There are numerous factors that can contribute to specification gaming in RL agents. DeepMind’s study identified a few key ones:

Reward Shaping

As a specification gaming concept, reward shaping occurs when an RL agent tries to maximized intermediate rewards instead of the final outcome of the task. Consider an agent controlling a boat in the Coast Runners game, where the intended goal was to finish the boat race as quickly as possible. The agent was given a shaping reward for hitting green blocks along the race track, which changed the optimal policy to going in circles and hitting the same green blocks over and over again.

Human-Outcome Specification

Correctly specifying the outcome of a task could be a daunting challenge. Given this complexity, many RL agents rely on humans to provide feedback about the outcome of a task. However, this approach can make RL agents exploit the subjective nature of human judgement. For example, an agent performing a grasping task learned to fool the human evaluator by hovering between the camera and the object.

Simulator Bugs

Creating simulations of real world environments is a super complex task that is regularly vulnerable to software errors. In many cases, RL agents can exploit those bugs in order to maximize their reward function. For instance, a simulated robot that was supposed to learn to walk figured out how to hook its legs together and slide along the ground.

While these examples might seem amusing, the same type of behavior in mission critical environments can have harmful consequences.
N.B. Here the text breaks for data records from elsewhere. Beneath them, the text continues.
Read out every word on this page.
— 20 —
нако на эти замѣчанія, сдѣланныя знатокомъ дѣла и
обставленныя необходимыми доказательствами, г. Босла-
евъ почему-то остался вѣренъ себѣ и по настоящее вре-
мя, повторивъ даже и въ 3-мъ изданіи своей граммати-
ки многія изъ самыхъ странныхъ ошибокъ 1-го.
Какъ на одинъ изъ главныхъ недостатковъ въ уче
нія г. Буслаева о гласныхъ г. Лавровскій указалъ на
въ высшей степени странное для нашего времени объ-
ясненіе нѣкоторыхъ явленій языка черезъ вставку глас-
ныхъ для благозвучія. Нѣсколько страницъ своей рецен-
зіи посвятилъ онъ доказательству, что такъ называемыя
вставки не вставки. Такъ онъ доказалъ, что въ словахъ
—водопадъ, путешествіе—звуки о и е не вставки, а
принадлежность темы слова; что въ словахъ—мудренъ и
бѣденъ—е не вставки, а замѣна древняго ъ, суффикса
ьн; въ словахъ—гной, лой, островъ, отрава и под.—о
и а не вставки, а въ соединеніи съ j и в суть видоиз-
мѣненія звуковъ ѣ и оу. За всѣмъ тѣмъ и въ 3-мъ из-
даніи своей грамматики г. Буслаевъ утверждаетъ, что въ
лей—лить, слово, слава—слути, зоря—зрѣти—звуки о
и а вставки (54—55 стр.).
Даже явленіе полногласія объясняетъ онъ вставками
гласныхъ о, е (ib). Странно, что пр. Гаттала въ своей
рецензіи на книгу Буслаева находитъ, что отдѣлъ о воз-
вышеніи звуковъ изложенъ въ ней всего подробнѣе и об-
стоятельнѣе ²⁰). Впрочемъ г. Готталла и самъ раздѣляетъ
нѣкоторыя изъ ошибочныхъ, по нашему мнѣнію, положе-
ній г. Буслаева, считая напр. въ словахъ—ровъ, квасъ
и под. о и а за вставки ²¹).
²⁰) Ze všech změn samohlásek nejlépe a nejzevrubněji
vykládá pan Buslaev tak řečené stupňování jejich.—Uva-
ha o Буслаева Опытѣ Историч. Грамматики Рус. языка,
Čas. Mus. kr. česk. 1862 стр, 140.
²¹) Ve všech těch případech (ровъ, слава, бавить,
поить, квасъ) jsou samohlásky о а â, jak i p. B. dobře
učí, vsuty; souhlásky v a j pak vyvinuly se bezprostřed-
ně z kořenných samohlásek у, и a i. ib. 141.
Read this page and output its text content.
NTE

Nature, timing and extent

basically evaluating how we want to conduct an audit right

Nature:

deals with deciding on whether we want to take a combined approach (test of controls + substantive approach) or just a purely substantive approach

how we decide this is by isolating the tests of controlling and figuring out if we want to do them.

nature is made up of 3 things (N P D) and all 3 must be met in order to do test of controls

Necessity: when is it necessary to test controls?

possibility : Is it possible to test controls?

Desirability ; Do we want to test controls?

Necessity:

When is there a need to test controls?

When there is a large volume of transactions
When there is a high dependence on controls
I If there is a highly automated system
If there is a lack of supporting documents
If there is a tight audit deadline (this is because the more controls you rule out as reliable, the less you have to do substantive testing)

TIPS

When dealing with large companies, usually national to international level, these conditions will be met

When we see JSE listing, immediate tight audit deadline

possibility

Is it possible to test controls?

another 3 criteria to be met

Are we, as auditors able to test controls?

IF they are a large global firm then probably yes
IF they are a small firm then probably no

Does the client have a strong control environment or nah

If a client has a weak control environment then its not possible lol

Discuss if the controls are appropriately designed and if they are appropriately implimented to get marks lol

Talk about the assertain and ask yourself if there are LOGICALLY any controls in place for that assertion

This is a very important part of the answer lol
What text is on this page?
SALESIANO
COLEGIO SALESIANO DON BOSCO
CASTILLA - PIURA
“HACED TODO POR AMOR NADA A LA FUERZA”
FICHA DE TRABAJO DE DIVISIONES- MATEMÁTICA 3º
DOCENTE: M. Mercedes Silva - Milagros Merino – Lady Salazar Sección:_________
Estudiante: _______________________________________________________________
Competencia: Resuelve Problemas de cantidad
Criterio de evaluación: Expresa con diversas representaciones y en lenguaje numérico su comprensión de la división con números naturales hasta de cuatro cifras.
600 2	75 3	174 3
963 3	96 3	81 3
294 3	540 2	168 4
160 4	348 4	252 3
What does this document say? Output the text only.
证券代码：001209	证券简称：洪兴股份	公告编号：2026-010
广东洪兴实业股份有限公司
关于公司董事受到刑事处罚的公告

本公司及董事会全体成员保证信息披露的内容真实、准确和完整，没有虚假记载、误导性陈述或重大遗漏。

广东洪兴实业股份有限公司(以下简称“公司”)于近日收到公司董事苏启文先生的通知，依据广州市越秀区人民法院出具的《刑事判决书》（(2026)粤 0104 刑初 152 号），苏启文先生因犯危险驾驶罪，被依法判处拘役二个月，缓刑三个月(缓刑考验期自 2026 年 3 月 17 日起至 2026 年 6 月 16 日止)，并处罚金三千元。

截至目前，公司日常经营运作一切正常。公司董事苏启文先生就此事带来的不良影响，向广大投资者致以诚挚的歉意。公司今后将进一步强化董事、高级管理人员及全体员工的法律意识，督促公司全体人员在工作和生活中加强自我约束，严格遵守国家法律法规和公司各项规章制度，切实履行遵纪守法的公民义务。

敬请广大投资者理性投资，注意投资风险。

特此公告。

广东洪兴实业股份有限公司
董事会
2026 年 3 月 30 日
Based on DeepMind’s analysis, the design of aligned RL agents faces three fundamental challenges:

  • How do we faithfully capture the human concept of a given task in a reward function?
  • How do we avoid making mistakes in our implicit assumptions about the domain, or design agents that correct mistaken assumptions instead of gaming them?
  • How do we avoid reward tampering?

Understanding those challenges is essential for designing aligned RL agents.

Although there is no general solution to these challenges, awareness of their existence can help optimize the design of RL environments and reward functions. The specification gaming challenge is likely increase as RL models start being applied to more complex and mission critical tasks. Just like with human behavior, establishing functional, ethical and legal rules that regulate the behavior of RL agents will necessary to minimize the impact of specification gaming.